Le tenía miedo. No lo sabía, pero le temía mucho.
Bueno, en realidad si lo sabía, pero lo sabía como se sabe con el cuerpo, aunque jamás hubiera podido decir: “le tengo miedo”.
Le temía porque no se parecía a ninguna de las otras mamás.
Le temía porque ante cualquier cosa que Soledad dijera, su madre le dirigía una mirada fulminante de reprobación, aún las veces en que luego de esa mirada pronunciara frases como “si, mi amor”, o “como vos prefieras”.
Le temía más que por lo que hacía, por aquellas cosas que nunca había hecho: jamás una caricia sobre su cabeza, ni una sonrisa al verla jugar, ni una mirada de preocupación al verla trepada en lo alto del pino del fondo.

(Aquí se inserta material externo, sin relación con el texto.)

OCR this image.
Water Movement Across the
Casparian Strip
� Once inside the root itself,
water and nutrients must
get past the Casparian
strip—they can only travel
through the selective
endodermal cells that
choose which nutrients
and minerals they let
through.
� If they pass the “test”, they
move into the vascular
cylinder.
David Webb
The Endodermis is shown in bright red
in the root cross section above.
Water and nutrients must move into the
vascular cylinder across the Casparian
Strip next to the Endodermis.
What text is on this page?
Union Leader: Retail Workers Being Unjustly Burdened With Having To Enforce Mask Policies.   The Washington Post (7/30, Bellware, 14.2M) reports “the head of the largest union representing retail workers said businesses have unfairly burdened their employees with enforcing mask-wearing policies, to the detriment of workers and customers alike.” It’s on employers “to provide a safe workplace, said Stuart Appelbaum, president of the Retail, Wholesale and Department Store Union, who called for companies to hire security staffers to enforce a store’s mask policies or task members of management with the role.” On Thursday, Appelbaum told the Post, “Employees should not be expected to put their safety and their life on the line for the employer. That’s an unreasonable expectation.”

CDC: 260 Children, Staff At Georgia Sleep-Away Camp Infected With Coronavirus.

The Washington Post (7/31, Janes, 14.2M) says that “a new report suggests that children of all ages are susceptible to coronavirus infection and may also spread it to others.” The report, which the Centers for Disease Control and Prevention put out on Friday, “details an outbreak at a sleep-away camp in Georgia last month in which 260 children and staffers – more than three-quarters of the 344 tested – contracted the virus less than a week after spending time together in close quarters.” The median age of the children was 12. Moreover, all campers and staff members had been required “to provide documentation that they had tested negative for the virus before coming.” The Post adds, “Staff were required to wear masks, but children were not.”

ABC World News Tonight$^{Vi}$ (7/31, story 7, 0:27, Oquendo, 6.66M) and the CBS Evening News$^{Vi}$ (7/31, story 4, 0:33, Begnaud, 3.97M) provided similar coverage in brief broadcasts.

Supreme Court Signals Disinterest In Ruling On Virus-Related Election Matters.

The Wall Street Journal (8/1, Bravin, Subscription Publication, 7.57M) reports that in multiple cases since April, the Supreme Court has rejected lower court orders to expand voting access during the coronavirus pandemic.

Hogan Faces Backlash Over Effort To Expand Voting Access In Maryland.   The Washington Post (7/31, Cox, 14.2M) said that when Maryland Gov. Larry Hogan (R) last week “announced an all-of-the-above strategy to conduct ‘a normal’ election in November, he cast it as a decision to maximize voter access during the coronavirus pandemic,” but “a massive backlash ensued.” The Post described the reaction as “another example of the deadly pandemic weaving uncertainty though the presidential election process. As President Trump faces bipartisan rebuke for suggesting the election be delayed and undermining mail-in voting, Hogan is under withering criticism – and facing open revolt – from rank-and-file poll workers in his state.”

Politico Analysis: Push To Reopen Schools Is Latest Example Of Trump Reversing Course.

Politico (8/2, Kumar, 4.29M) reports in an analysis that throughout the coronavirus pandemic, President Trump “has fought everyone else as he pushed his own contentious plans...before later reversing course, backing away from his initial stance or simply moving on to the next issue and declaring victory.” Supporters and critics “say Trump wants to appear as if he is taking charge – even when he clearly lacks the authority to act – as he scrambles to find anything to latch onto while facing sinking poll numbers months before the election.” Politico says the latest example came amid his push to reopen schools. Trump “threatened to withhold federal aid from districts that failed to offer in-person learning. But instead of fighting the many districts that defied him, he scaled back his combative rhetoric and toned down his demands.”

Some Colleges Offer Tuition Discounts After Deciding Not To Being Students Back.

Le temía porque en los once años de convivir con ella, no había dado ningún indicio de qué era lo que esperaba de Soledad. Aunque si era claro, por la minuciosidad con que la observaba, que algo esperaba. Algo que ella nunca adivinaba, algo que ella nunca podía hacer.
Era esa inmensa expectativa colgada en los ojos de su madre lo que Soledad más temía. Esa intraducible expectativa.